A simple definition of friendship must be had before loyalty can even come into play. That being, a friend does not ask another friend to do anything bad to, for, or with them. Once that is met, loyalty can develop. At an abstract level it is a duty to another person and the motivation to act in a way that helps that other person achieve their wishes. At a practical level, it consists of contextually specific verbal and physical interactions. For example, loyalty to a spouse or lover’s desire for physical fitness consists of healthy diet, sleep and exercise. Or loyalty to a loved one’s desire for better communication consists of scheduled conversations with rules to prevent harmful communication like cruel language, and promote healthy communication like repeating the talking points of the other party.
This loyalty business has levels of course. At the start, it comes with requirements. Namely, understanding each other’s wishes and personal history. X person needs to show Y person who they are and that their wishes are worth sacrificing time, energy, and resources for. Understanding a person and their wishes comes through verbal questioning and cross examination along with observations of their behavior. Overtime, understanding the goals/wishes/motivations (synonyms) and personal history of another party builds loyalty.

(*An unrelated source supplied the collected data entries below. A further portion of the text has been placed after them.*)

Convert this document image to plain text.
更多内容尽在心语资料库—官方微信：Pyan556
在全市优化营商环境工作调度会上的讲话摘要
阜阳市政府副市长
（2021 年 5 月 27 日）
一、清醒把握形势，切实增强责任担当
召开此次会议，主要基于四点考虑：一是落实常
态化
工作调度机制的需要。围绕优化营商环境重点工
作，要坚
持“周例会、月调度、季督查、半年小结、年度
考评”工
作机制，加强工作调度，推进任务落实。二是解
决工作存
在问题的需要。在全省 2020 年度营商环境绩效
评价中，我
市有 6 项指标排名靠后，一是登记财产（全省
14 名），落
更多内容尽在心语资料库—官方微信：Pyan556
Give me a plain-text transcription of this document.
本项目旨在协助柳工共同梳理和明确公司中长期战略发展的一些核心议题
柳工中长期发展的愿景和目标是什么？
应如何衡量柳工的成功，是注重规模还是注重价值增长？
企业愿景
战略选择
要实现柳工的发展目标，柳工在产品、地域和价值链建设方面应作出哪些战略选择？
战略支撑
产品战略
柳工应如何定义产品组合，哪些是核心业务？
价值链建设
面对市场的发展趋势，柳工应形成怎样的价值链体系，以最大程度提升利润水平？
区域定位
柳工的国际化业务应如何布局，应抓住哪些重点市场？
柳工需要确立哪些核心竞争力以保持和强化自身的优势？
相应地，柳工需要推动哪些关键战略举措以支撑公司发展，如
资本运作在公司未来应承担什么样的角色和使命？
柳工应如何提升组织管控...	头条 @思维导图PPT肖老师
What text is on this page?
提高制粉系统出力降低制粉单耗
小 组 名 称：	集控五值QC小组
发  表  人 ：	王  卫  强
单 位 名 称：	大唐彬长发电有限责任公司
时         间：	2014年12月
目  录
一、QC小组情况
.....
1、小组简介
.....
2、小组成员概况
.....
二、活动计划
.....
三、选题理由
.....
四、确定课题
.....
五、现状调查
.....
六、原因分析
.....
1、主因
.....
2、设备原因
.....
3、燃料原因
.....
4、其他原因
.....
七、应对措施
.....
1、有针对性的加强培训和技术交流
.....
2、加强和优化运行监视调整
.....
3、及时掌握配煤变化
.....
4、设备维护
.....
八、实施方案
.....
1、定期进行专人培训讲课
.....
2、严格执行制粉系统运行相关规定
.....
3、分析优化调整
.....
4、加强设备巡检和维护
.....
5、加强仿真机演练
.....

Furthermore, it’s worth mentioning that great care should be given when analyzing another’s personal history. This care comes in the form of open-mindedness and forgiveness. Harsh and stubborn judgments are quick paths to making enemies.
Loyalty is felt through gradually understanding a person’s past, present, and future, and each are understood through questions about goals, past successes, past failures, plans, and seeing how each party works toward being a better person. Feeling loyalty is not being loyal though. Only through action is loyalty realized.